D’abord, le motif de l’initiative qui entrerait en compétition avec des radios privées existantes trahit une vision pour le moins réductrice du rôle des médias communautaires.

Une radio communautaire n’est pas une entreprise commerciale comme les autres. Il s’agit d’un outil de cohésion sociale.

C’est un espace où les citoyens peuvent prendre la parole ainsi qu’un vecteur de la culture locale, en plus, bien sûr, de jouer un rôle essentiel en matière de développement durable.

Nos radios communautaires ne cherchent pas à « concurrencer des entreprises privés », mais plutôt à combler un vide linguistique et culturel.

Ces radios communautaires, particulièrement en situation de minorité linguistique comme les nôtres, cherchent à donner une voix à ceux et celles qui n’en ont pas. En l’occurrence la communauté acadienne et francophone dans ce cas-ci.

Quant à l’argument selon lequel Radio-Canada offre déjà un service en français dans la province, on ne peut pas affirmer qu’il est faux mais il mérite à tout le moins d’être nuancé.

Radio-Canada joue un rôle essentiel, certes. Rien à redire là-dessus.

Sauf que son mandat national ne peut répondre pleinement aux besoins spécifiques des francophones de l’Île-du-Prince-Édouard. Comme nulle part au pays d’ailleurs.

À combien de reprises avons-nous d’ailleurs entendu, de la part des dirigeants de Radio-Canada eux-mêmes, que nos radios et celles de la société d’État n’étaient pas en compétition ? Honnêtement, j’ai cessé de compter depuis longtemps.

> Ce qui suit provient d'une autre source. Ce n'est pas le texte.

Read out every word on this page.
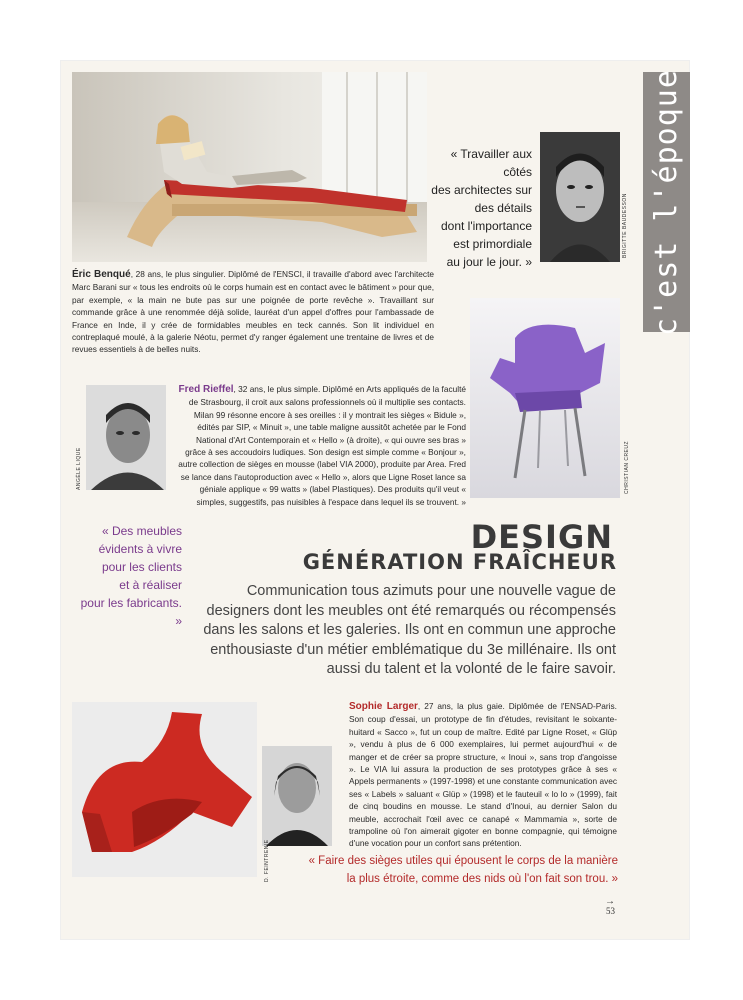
c'est l'époque
BRIGITTE BAUDESSON
« Travailler aux côtés
des architectes sur
des détails
dont l'importance
est primordiale
au jour le jour. »
Éric Benqué, 28 ans, le plus singulier. Diplômé de l'ENSCI, il travaille d'abord avec l'architecte Marc Barani sur « tous les endroits où le corps humain est en contact avec le bâtiment » pour que, par exemple, « la main ne bute pas sur une poignée de porte revêche ». Travaillant sur commande grâce à une renommée déjà solide, lauréat d'un appel d'offres pour l'ambassade de France en Inde, il y crée de formidables meubles en teck cannés. Son lit individuel en contreplaqué moulé, à la galerie Néotu, permet d'y ranger également une trentaine de livres et de revues essentiels à de belles nuits.
CHRISTIAN CREUZ
ANGÈLE LIQUE
Fred Rieffel, 32 ans, le plus simple. Diplômé en Arts appliqués de la faculté de Strasbourg, il croit aux salons professionnels où il multiplie ses contacts. Milan 99 résonne encore à ses oreilles : il y montrait les sièges « Bidule », édités par SIP, « Minuit », une table maligne aussitôt achetée par le Fond National d'Art Contemporain et « Hello » (à droite), « qui ouvre ses bras » grâce à ses accoudoirs ludiques. Son design est simple comme « Bonjour », autre collection de sièges en mousse (label VIA 2000), produite par Area. Fred se lance dans l'autoproduction avec « Hello », alors que Ligne Roset lance sa géniale applique « 99 watts » (label Plastiques). Des produits qu'il veut « simples, suggestifs, pas nuisibles à l'espace dans lequel ils se trouvent. »
« Des meubles
évidents à vivre
pour les clients
et à réaliser
pour les fabricants. »
DESIGN
GÉNÉRATION FRAÎCHEUR
Communication tous azimuts pour une nouvelle vague de designers dont les meubles ont été remarqués ou récompensés dans les salons et les galeries. Ils ont en commun une approche enthousiaste d'un métier emblématique du 3e millénaire. Ils ont aussi du talent et la volonté de le faire savoir.
D. FEINTRENIE
Sophie Larger, 27 ans, la plus gaie. Diplômée de l'ENSAD-Paris. Son coup d'essai, un prototype de fin d'études, revisitant le soixante-huitard « Sacco », fut un coup de maître. Edité par Ligne Roset, « Glüp », vendu à plus de 6 000 exemplaires, lui permet aujourd'hui « de manger et de créer sa propre structure, « Inoui », sans trop d'angoisse ». Le VIA lui assura la production de ses prototypes grâce à ses « Appels permanents » (1997-1998) et une constante communication avec ses « Labels » saluant « Glüp » (1998) et le fauteuil « lo lo » (1999), fait de cinq boudins en mousse. Le stand d'Inoui, au dernier Salon du meuble, accrochait l'œil avec ce canapé « Mammamia », sorte de trampoline où l'on aimerait gigoter en bonne compagnie, qui témoigne d'une vocation pour un confort sans prétention.
« Faire des sièges utiles qui épousent le corps de la manière
la plus étroite, comme des nids où l'on fait son trou. »
→
53
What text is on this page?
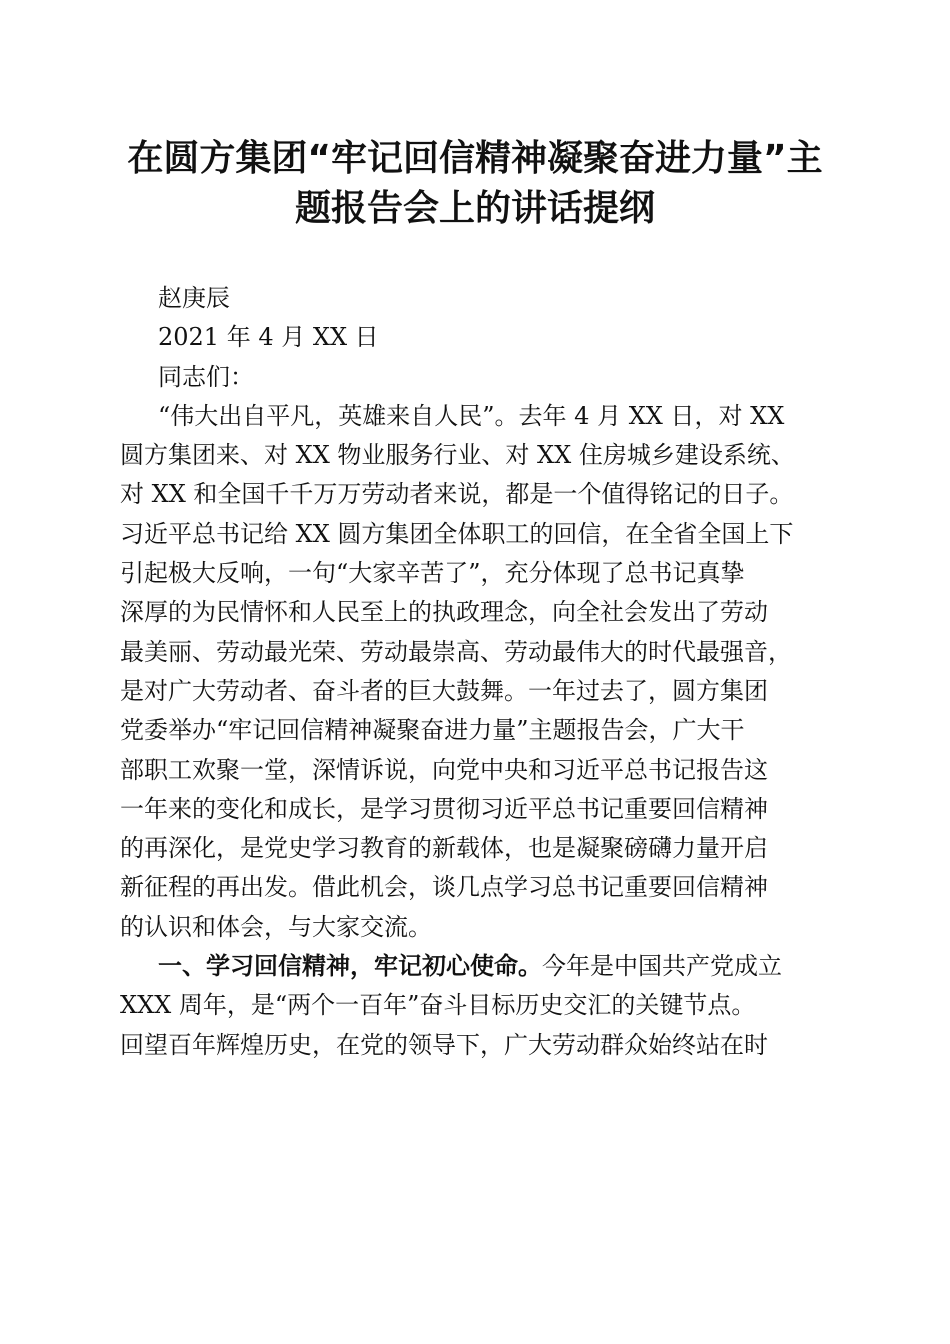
在圆方集团“牢记回信精神凝聚奋进力量”主
题报告会上的讲话提纲
赵庚辰
2021 年 4 月 XX 日
同志们：
“伟大出自平凡，英雄来自人民”。去年 4 月 XX 日，对 XX
圆方集团来、对 XX 物业服务行业、对 XX 住房城乡建设系统、
对 XX 和全国千千万万劳动者来说，都是一个值得铭记的日子。
习近平总书记给 XX 圆方集团全体职工的回信，在全省全国上下
引起极大反响，一句“大家辛苦了”，充分体现了总书记真挚
深厚的为民情怀和人民至上的执政理念，向全社会发出了劳动
最美丽、劳动最光荣、劳动最崇高、劳动最伟大的时代最强音，
是对广大劳动者、奋斗者的巨大鼓舞。一年过去了，圆方集团
党委举办“牢记回信精神凝聚奋进力量”主题报告会，广大干
部职工欢聚一堂，深情诉说，向党中央和习近平总书记报告这
一年来的变化和成长，是学习贯彻习近平总书记重要回信精神
的再深化，是党史学习教育的新载体，也是凝聚磅礴力量开启
新征程的再出发。借此机会，谈几点学习总书记重要回信精神
的认识和体会，与大家交流。
一、学习回信精神，牢记初心使命。今年是中国共产党成立
XXX 周年，是“两个一百年”奋斗目标历史交汇的关键节点。
回望百年辉煌历史，在党的领导下，广大劳动群众始终站在时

Affirmer que les besoins des francophones en matière d’information et de divertissement dans leur langue n’ont pas besoin d’être comblés autrement, sous prétexte que Radio-Canada est présent, serait comme d’affirmer que la seule présence de la bibliothèque nationale suffit à nourrir la vie culturelle de tous les villages du pays.

 

Un message décourageant aux Acadiens et locuteurs francophones

Une radio communautaire locale permettrait de refléter les réalités régionales, de valoriser les accents et les traditions propres à cette communauté, et de renforcer le sentiment d’appartenance.

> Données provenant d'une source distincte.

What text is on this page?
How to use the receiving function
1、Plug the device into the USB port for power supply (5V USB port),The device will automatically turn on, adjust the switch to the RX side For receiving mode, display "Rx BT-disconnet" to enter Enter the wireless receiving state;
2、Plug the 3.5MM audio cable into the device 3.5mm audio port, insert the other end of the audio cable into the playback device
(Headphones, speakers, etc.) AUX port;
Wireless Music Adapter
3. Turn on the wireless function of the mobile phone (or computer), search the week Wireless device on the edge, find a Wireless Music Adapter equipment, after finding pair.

Refuser de financer ce projet, c’est envoyer un message décourageant à ceux qui œuvrent pour la vitalité du français en milieu minoritaire.

On ne parle pas ici de millions, mais plutôt d’une somme modeste — à peine quelques milliers de dollars — pour compléter un projet déjà soutenu par Patrimoine canadien.

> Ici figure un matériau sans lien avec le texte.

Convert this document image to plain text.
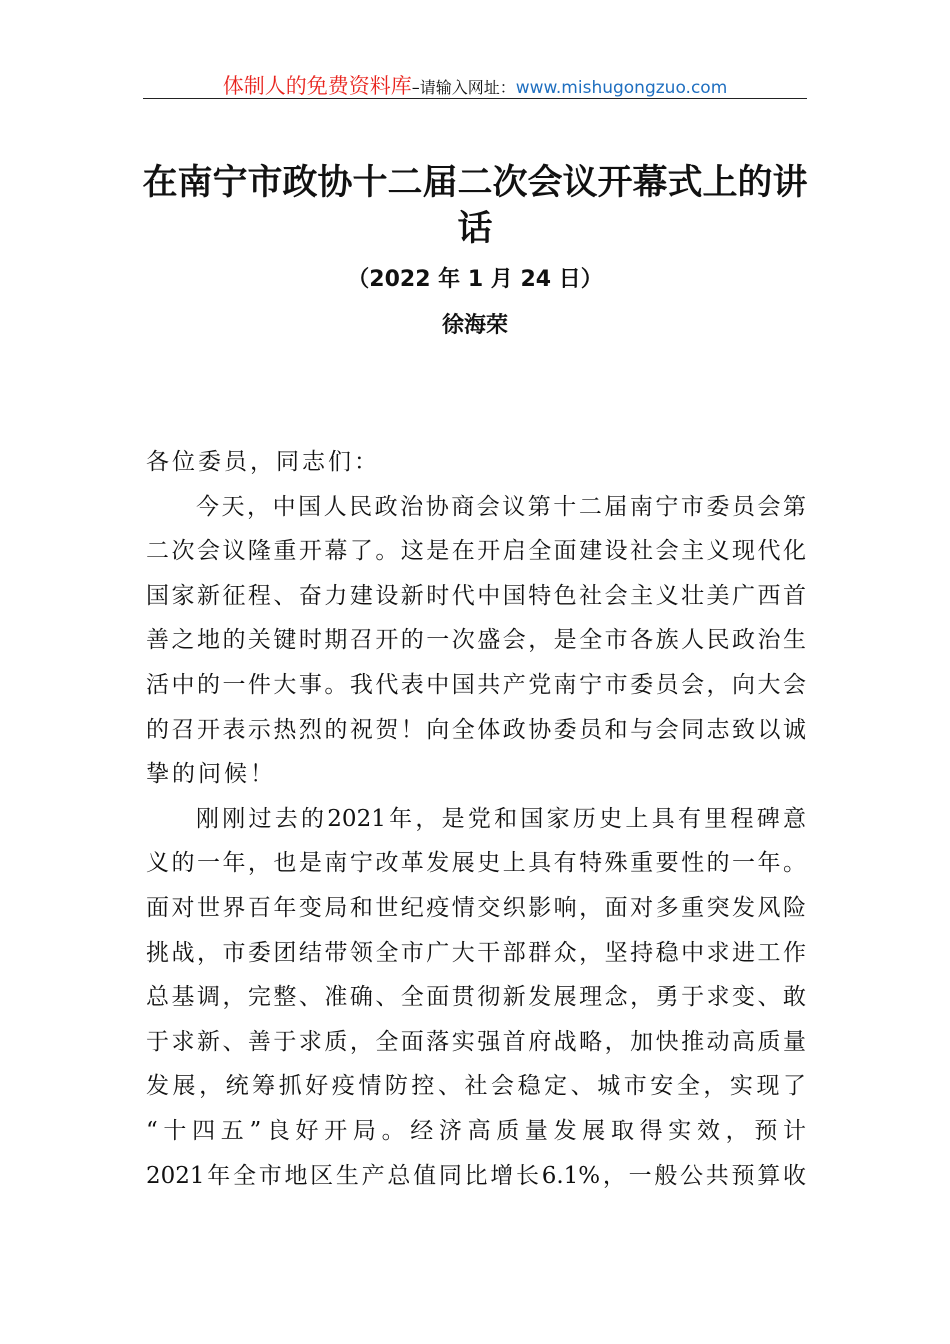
体制人的免费资料库–请输入网址：www.mishugongzuo.com
在南宁市政协十二届二次会议开幕式上的讲话
（2022 年 1 月 24 日）
徐海荣
各位委员，同志们：
今天，中国人民政治协商会议第十二届南宁市委员会第
二次会议隆重开幕了。这是在开启全面建设社会主义现代化
国家新征程、奋力建设新时代中国特色社会主义壮美广西首
善之地的关键时期召开的一次盛会，是全市各族人民政治生
活中的一件大事。我代表中国共产党南宁市委员会，向大会
的召开表示热烈的祝贺！向全体政协委员和与会同志致以诚
挚的问候！
刚刚过去的2021年，是党和国家历史上具有里程碑意
义的一年，也是南宁改革发展史上具有特殊重要性的一年。
面对世界百年变局和世纪疫情交织影响，面对多重突发风险
挑战，市委团结带领全市广大干部群众，坚持稳中求进工作
总基调，完整、准确、全面贯彻新发展理念，勇于求变、敢
于求新、善于求质，全面落实强首府战略，加快推动高质量
发展，统筹抓好疫情防控、社会稳定、城市安全，实现了
“十四五”良好开局。经济高质量发展取得实效，预计
2021年全市地区生产总值同比增长6.1%，一般公共预算收
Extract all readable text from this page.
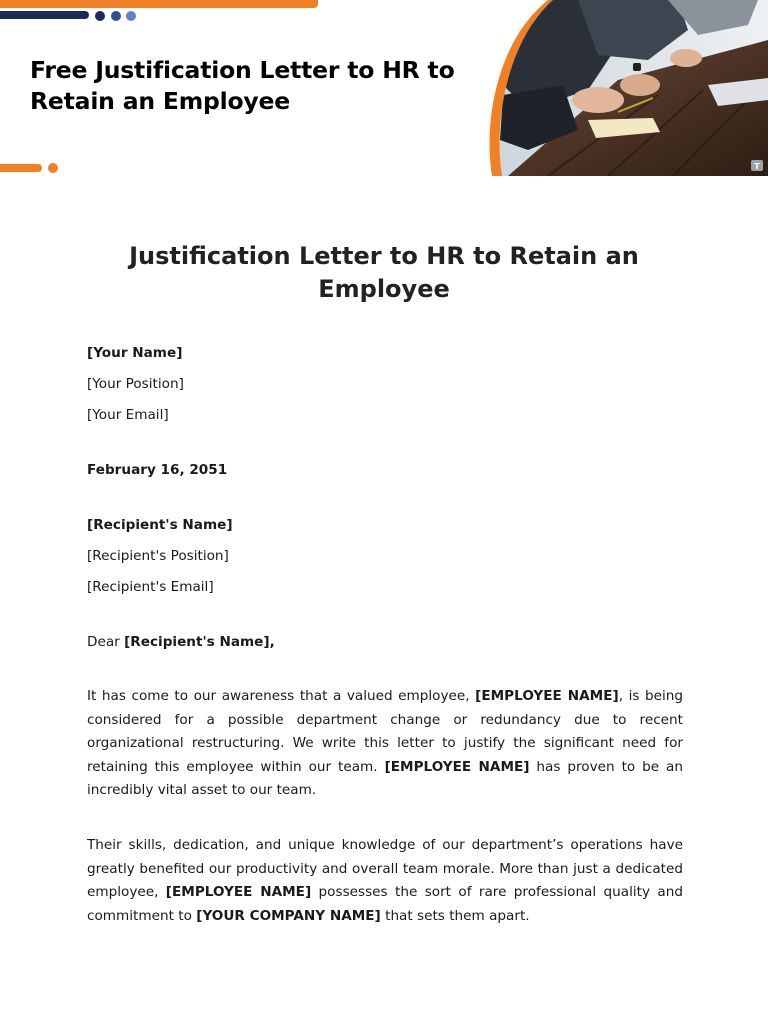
Free Justification Letter to HR to Retain an Employee
T
Justification Letter to HR to Retain an Employee
[Your Name]
[Your Position]
[Your Email]
February 16, 2051
[Recipient's Name]
[Recipient's Position]
[Recipient's Email]
Dear [Recipient's Name],

It has come to our awareness that a valued employee, [EMPLOYEE NAME], is being considered for a possible department change or redundancy due to recent organizational restructuring. We write this letter to justify the significant need for retaining this employee within our team. [EMPLOYEE NAME] has proven to be an incredibly vital asset to our team.

Their skills, dedication, and unique knowledge of our department’s operations have greatly benefited our productivity and overall team morale. More than just a dedicated employee, [EMPLOYEE NAME] possesses the sort of rare professional quality and commitment to [YOUR COMPANY NAME] that sets them apart.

Refuser ce financement, c’est priver une communauté d’un outil vital.

Il est aberrant qu’on ignore ainsi le droit de la communauté de langue officielle minoritaire à se doter de son propre outils de communication sous des motifs frivoles.

Le gouvernement provincial passe à côté d’une occasion d’aider la communauté linguistique minoritaire à devenir plus forte et résiliente, en la privant ainsi d’un financement somme tout assez minime dans le budget d’une province mais néanmoins très important pour une radio comme celle-ci.

Il est temps que nos gouvernements reconnaissent qu’une radio communautaire francophone, loin d’être une menace à l’égard des radios privées et de la société d’État, promet au contraire un dialogue plus riche entre la majorité et la minorité, une culture plus vivante, ainsi qu’une démocratie plus forte.